The Pumlumon Project's ethos of working with the communities who are already connected to the land makes it a particularly relevant project for the Hydrocitizenship team to consider.
'Effectively the Pumlumon project came about because it was recognised that there was a number of threats in the Welsh uplands; threats to biodiversity, which was our first interest as a wildlife trust, but also threats to the way that people engage with the landscape. Agricultural income was falling, the environment was declining, and these were all thought to be very separate things, until we started looking into the situation a bit more closely and we discovered that they were all very tightly interlinked. So the way that the land was being managed, or not managed, was having a significant impact on the quality of the environment that was up there and therefore the quality of habitat and the different types of wildlife that you would encounter.'
Essentially, the Trust is working to restore very drained peat-bogs in a landscape that has suffered from intensive sheep farming. They have explored and promoted a range of solutions to this problem, such as advocating for some agriculturally marginal land to be kept sheep-free. This would allow trees and shrubs to grow (in gullies for instance), drawing water from the land with their complex root systems. There are benefits to all if nutrients can be drawn and held in the landscape, rather than washing into the sea. Such measures to restore the peat, and hold water in the land will also slow the flow of water downstream and help with flooding. Locking carbon into the peat will help to control emissions, relevant to climate change. Helping to explain these connections to the communities involved is an important aspect of the work.
'The most important message that we’d like to get across is that all individuals have a role to play in the water as it moves through their community.'
This means being far more conscious of water, for example: using it responsibly, thinking about how to make our own gardens more permeable, making sure that septic tanks are empty, and collecting rainwater. A particular characteristic of ecological citizenship is that it shifts more weight towards responsibilities, rather than rights (as Andrew Dobson explains here): 'The source of the ecological citizen's obligation does not lie in reciprocity or mutual advantage, but in a non-reciprocal sense of justice, or of compassion.' Although acts of ecological citizenship can provide direct benefits for individuals and communities, that is not the primary motivation. Rather than having some kind of contract with the state, we have a set of obligations towards strangers, 'distant in time, as well as in space' (p6). Thinking of 'downstream' and 'upstream' responsibilities means acting in real, physical ways, but also conveys something more abstract; it is a commitment to act for those that we may never know, including the non-human.
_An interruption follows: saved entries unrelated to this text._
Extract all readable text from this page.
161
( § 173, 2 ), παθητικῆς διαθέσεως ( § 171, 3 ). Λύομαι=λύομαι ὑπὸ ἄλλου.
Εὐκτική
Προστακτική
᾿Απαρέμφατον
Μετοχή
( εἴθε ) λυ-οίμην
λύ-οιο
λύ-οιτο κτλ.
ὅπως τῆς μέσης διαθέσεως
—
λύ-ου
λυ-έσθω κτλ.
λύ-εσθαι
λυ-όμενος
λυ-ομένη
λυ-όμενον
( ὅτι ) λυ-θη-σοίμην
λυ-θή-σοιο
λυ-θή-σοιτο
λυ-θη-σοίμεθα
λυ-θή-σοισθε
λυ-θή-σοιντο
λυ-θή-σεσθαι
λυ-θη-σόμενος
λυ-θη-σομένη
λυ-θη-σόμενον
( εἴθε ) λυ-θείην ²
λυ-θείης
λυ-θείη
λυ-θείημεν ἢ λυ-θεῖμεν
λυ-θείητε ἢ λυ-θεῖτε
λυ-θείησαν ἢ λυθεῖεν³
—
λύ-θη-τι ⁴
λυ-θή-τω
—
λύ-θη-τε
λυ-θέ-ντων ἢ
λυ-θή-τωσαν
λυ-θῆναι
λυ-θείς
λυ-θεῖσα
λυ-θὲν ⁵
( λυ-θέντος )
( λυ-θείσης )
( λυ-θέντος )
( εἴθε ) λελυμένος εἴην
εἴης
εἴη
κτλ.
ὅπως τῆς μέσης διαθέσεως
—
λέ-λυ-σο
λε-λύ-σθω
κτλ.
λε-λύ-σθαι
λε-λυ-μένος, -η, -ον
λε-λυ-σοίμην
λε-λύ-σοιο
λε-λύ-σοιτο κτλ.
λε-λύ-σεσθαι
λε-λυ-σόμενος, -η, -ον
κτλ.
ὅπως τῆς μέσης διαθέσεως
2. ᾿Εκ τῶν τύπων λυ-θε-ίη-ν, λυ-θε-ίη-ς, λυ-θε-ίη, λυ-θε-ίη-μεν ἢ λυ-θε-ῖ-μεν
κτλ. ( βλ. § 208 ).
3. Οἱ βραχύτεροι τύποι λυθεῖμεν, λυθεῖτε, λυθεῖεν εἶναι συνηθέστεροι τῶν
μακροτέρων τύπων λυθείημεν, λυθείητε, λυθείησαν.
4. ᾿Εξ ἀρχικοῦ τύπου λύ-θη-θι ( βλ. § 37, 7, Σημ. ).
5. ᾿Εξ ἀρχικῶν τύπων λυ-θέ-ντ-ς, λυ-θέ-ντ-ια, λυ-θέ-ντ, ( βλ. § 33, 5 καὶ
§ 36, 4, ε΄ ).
'I think that method of word-of -mouth communication is something that works particularly well here in Wales, and is probably more effective than any other form of marketing or trying to force policies on people.'
'I think it’s necessary to go to events and explain what’s happening, and also to give power, to empower the individual and small communities, into believing that what they do matters, and it’s not always that they give the responsibility to someone else, to government agencies, to water authorities, that it’s always someone else’s fault. Because there’s an awful lot that we can do as individuals and communities, and I think that people don’t realise that really. I also don’t think that they would expect Montgomeryshire Wildlife Trust to be leading such an initiative and I think it’s important to explain that to them.'
Indeed, the Wildlife Trust may not be the first organisation to come to mind when considering the issue of flooding, and its effects on human communities. Yet Liz presents a compelling argument:
'What’s really crucial is that now the scientific community is presenting strong arguments that a healthy and robust natural environment is very, very tightly related to a healthy and robust economy, and that of course then has significant effects on our social environment. So it’s all very much inter-related. We, as a wildlife trust – it’s no longer just about what’s outdoors. It’s about how people engage with that landscape, and the quality of their lives, as well.'
It does certainly seems like a false distinction to separate the ecological and social.